Uldis Bautris? ''It is a bad soldier who does not want to be a

colonel,'' he replied, with a broad smile.

Yes, allez Latvia.

* MINNOWS 2. If you fancy the mug's double of all time, you could

couple Latvia with the Republic of China, otherwise known as Taiwan.

Their manager is Jason Lin, a PE teacher, who told me he had taken up

rugby when he was 15.

Students, returning from Japan in this instance, introduced the game

and there are now around 1000 Taiwan players.
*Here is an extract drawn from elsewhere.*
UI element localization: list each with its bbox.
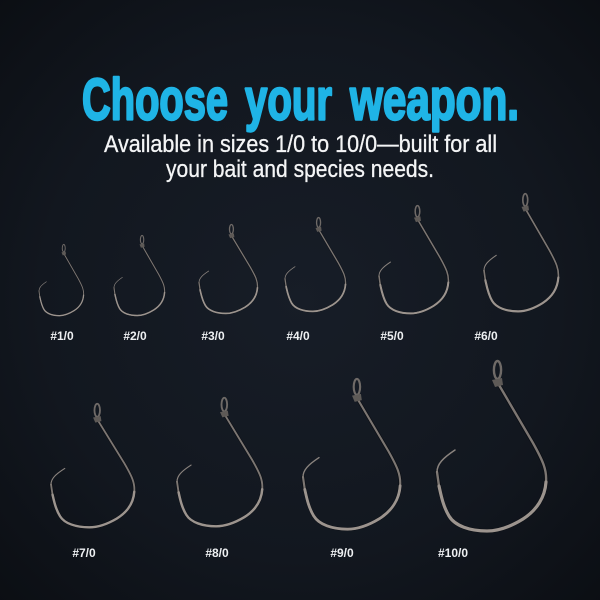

Like most of the Asian

sides they suffer from a lack of beef and inches -- winger Kuo-Cheng

Hwang may, as his manager declares, be very fast but, at just tipping 10

stones, he had better be.

But the Taiwanese are not novices; they have reached the semi-final of

the Hong Kong plate tournament and the final of the bowl in their time.

''Realistically, our best chance must come in the ties against

Argentina and Italy. Scotland and Australia will be too strong for us,''

insisted Lin. Ah, they all say that.

Rugby comes a long way behind baseball and basketball in Taiwan, but

the manager believes television coverage could bring about a big

increase in his numbers.

''When China takes over in Hong Kong, who knows what will happen?''

Who indeed, but Lin is one of the coaches going to spread the gospel of

the handling code in Peking this summer.

* THE Not-Too-Pleased Team of the Tournament . . . so far! Korea, or

as many of us know them, South Korea.

They were presented with splendid new track-suits for the tournament,

complete with Korean flag . . . only it was the North Korean flag.